Rowan Moore profiles Zaha Hadid, the polarizing architect who's benefited exceedingly from the global appeal of "iconic" architecture. Has the thrust of her pioneering early work been lost amid the astonishing growth of her practice?
"Over the past decade or so [Hadid] has gone from being the Architect Who Never Got Anything Built to someone who can't stop building," writes Moore. "At the turn of the millennium she was still best known for winning at an early age the competition to design the Peak in Hong Kong, a leisure complex that was never realised, and for her martyrdom in Cardiff. . . . Now her office boasts 400 staff and 950 projects in 44 countries. Their work includes colossal developments in Changsha, China, and in Bratislava, a large luxury villa in Moscow and a role advising on the airport that Boris Johnson would like to build in the Thames Estuary."
Moore chronicles some of the personal and professional dramas that have contributed to her mythology - the extraordinary demands, the stories of projects won and lost, and the stunning designs.

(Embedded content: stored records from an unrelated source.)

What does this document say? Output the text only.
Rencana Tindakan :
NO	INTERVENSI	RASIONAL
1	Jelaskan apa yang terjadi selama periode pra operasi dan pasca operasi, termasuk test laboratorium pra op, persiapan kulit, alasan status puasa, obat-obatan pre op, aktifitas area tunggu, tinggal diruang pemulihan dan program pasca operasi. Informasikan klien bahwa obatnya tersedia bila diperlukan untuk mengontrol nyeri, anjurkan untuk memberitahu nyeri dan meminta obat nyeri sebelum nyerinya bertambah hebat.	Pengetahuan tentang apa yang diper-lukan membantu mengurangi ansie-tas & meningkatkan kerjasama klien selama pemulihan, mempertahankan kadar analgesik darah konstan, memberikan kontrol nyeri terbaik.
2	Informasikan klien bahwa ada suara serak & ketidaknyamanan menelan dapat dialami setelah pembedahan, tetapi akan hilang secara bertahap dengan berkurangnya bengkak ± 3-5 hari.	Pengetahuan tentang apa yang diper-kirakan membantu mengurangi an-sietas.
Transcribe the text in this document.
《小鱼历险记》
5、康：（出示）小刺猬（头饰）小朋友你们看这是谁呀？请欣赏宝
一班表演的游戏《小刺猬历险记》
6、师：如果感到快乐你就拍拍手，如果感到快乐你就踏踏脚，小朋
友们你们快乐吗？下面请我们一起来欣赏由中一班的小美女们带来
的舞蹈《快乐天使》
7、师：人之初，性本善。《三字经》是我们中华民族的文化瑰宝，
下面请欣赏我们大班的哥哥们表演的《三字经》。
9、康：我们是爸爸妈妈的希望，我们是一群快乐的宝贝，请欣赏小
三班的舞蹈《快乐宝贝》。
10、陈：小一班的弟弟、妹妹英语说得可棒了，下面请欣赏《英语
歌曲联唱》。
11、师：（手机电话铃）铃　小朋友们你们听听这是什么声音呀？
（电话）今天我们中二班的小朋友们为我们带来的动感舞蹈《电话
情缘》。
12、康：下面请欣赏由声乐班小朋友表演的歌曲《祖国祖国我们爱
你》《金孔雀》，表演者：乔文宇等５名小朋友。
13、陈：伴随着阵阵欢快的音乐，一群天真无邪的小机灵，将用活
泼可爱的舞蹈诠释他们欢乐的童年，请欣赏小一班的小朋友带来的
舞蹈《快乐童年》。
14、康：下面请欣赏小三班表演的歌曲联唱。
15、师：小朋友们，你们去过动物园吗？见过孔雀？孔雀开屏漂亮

"Behind these stories questions recur: does her success, her associations with the mighty, her splendour, mean that she is losing touch with the complexities and contradictions that were once part of her work? Is she now in danger of favouring the spectacular to the exclusion of the dirty realities of cities, in which she used to profess an interest? If she has been dominating/generous, and grand/earthy, is the first half of each pairing now ascendant?"